The Asp announcements are a triumph of dogma over reason.
The Treasury knew that having introduced alternatively secured pensions, it could not then abolish them so soon, so instead it has set out deliberately to spoil them.
The imposition of unauthorised payment charges of up to 70 per cent, combined with IHT charges of 40 per cent mean that the death benefits from Asps could be liable to total charges of 82 per cent.
This is disproportionate and vindictive. The Asp rules worked. They delivered tax revenue to the Government and they gave wealthy investors a degree of control over their pension fund.
Best of all, by encouraging wealthy investors to opt out of the annuity pool via Asps, the Government was enabling annuity providers to offer better rates to low-earners.
The Government claims that the Turner Commission supported compulsory annuitisation. This is a misrepresentation of the facts.
Turner also suggested that wealthy investors should be required to secure a minimum level of income and then be free to exercise control over the balance of their pension fund.

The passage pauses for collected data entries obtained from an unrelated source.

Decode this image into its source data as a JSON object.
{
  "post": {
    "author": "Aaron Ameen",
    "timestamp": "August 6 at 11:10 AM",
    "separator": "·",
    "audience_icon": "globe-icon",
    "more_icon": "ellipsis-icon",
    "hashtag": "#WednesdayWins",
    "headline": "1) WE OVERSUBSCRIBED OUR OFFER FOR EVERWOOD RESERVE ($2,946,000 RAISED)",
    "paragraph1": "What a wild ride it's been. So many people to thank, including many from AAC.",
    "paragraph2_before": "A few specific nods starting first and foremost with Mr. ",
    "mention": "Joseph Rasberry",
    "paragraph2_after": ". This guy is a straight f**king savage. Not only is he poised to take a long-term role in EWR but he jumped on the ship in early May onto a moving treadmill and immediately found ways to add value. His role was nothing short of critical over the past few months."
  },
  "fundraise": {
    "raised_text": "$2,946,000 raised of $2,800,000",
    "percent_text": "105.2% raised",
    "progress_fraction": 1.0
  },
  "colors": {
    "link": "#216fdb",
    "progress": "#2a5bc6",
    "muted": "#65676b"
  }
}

The introduction of the income parameters is not a problem. Raising the upper income limit to 90 per cent will be welcomed and people can probably live with the minimum of 65 per cent.
Unfortunately, the Government has chosen to ignore the pension industry and consumers. We delivered a 10,000-signature petition to the Treasury only last week. This development will send a negative message out to potential and existing pension investors alike.